Dave Barrie has decided not to fight the law, even though he believes he could eventually win in court, and took his site down. His former associate, however, a man named Dale Bruce Stringfellow, Jr., is maintaining the information on a different Web site (which is easy enough to find, although I’m not making it easier still by listing the address here), where he proclaims that more information, such as arrest and eviction records, will soon be available. The site is free, although Stringfellow wants to begin charging soon. He also wants to leave the information up after September 1 and then test the law in court.

Representative McClendon heard from a woman who feared her abusive ex-husband would find her address on the Public-Link site. Perhaps there will be other instances of stalking and other kinds of intrusion and harassment. Such incidents would be fewer if the site had charged for its information from the onset. 

Also, there is a certain safety in numbers. About 17 million people are in the driver’s license database, so statistically the odds of someone using your information against you are small. But that’s cold comfort when someone does use this information against you and your privacy is violated.

At the same time, there are numerous legitimate uses for this information that actually increase individual safety. One woman who was being stalked got her tormentor’s license plate number, then found out where he lived and used that information to stop him. Parking lot operators, particularly ones around large offices or factories, are quite interested in whose cars are in their lots for security reasons. There is a brisk traffic in false or stolen driver’s licenses. Businesses that use driver’s licenses as identification can reduce fraud by checking with the site. Still, knowing that private information is so easily available to anyone leaves you feeling exposed and defenseless.

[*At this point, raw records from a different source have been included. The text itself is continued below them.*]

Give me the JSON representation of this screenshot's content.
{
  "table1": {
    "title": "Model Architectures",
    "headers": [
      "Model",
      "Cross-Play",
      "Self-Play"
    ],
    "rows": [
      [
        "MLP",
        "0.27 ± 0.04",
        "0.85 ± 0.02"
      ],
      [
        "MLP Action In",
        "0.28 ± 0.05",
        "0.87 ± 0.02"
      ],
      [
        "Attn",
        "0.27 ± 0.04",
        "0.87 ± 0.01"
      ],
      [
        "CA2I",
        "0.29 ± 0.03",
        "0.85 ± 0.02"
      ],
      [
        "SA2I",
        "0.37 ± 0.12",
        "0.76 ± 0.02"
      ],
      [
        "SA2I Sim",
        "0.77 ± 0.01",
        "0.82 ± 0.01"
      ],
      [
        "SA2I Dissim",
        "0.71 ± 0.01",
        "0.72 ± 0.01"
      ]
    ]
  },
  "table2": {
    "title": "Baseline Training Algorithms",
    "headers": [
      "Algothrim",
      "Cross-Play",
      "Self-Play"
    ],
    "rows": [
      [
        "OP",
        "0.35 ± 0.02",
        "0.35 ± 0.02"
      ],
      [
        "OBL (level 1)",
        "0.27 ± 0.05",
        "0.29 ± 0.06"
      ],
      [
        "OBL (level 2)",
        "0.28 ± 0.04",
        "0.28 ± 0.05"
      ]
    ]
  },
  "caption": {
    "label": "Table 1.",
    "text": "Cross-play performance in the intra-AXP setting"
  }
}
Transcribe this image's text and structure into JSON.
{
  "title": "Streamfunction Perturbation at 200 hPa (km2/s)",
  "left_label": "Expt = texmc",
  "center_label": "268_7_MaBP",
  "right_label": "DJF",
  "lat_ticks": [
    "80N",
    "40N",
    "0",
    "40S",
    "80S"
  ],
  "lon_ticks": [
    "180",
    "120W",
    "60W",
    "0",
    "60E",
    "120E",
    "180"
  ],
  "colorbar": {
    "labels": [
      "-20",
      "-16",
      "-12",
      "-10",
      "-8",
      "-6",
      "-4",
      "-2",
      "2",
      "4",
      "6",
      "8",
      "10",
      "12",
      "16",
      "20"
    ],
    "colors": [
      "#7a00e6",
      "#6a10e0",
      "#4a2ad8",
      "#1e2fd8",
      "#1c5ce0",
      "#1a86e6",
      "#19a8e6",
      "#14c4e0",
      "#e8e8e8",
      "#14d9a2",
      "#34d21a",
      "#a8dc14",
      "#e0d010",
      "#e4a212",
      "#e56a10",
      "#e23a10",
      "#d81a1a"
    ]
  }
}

This is not a temporary condition, but one that will be with us from now on. I think it seems more frightening now since it is so new. Computers have created the power to collect, store, and analyze cheaply an endless amount of personal information. This information is used by everyone, starting with federal and local governments and almost every business you patronize.

Our family’s supermarket offers a card that qualifies us for various bargains but also allows the store to record every purchase we make. If the store manager were interested enough, he could examine our records and learn many personal details—the kind of food we like, the products we favor for personal hygiene, how much beer and wine we drink in an average day.

And I’m not sure I care. It sounds a little spooky at first, but the result is that the store can use the information to stock the food and products our neighborhood likes and uses, to display them more prominently, and to price them competitively. I accept this seemingly considerable but finally benign breach of my privacy in return for a store whose products are selected and priced with my exact tastes in mind.

For decades many businesses, including magazines, have sold the names and addresses of their customers to other businesses. Most often the result is a direct-mail package in your mailbox that appears without your knowing why. Some people find this unsolicited mail highly offensive but most simply ignore it except for the occasional product or service they discover they want. On such occasional responses are built whole marketing empires.

With electronic communication on the Internet, similar information is available to anyone about anyone. That should be good. Each individual should benefit from it. That—unlimited access to information—is why the Internet has grown so quickly. Use of the Internet for fraud and for criminal intrusions into the lives of individuals is a deplorable side effect, but fraud and stalking and all the rest were around before the Internet. The Internet appears to make such criminality easier, but there’s nothing to indicate that it has made it more frequent.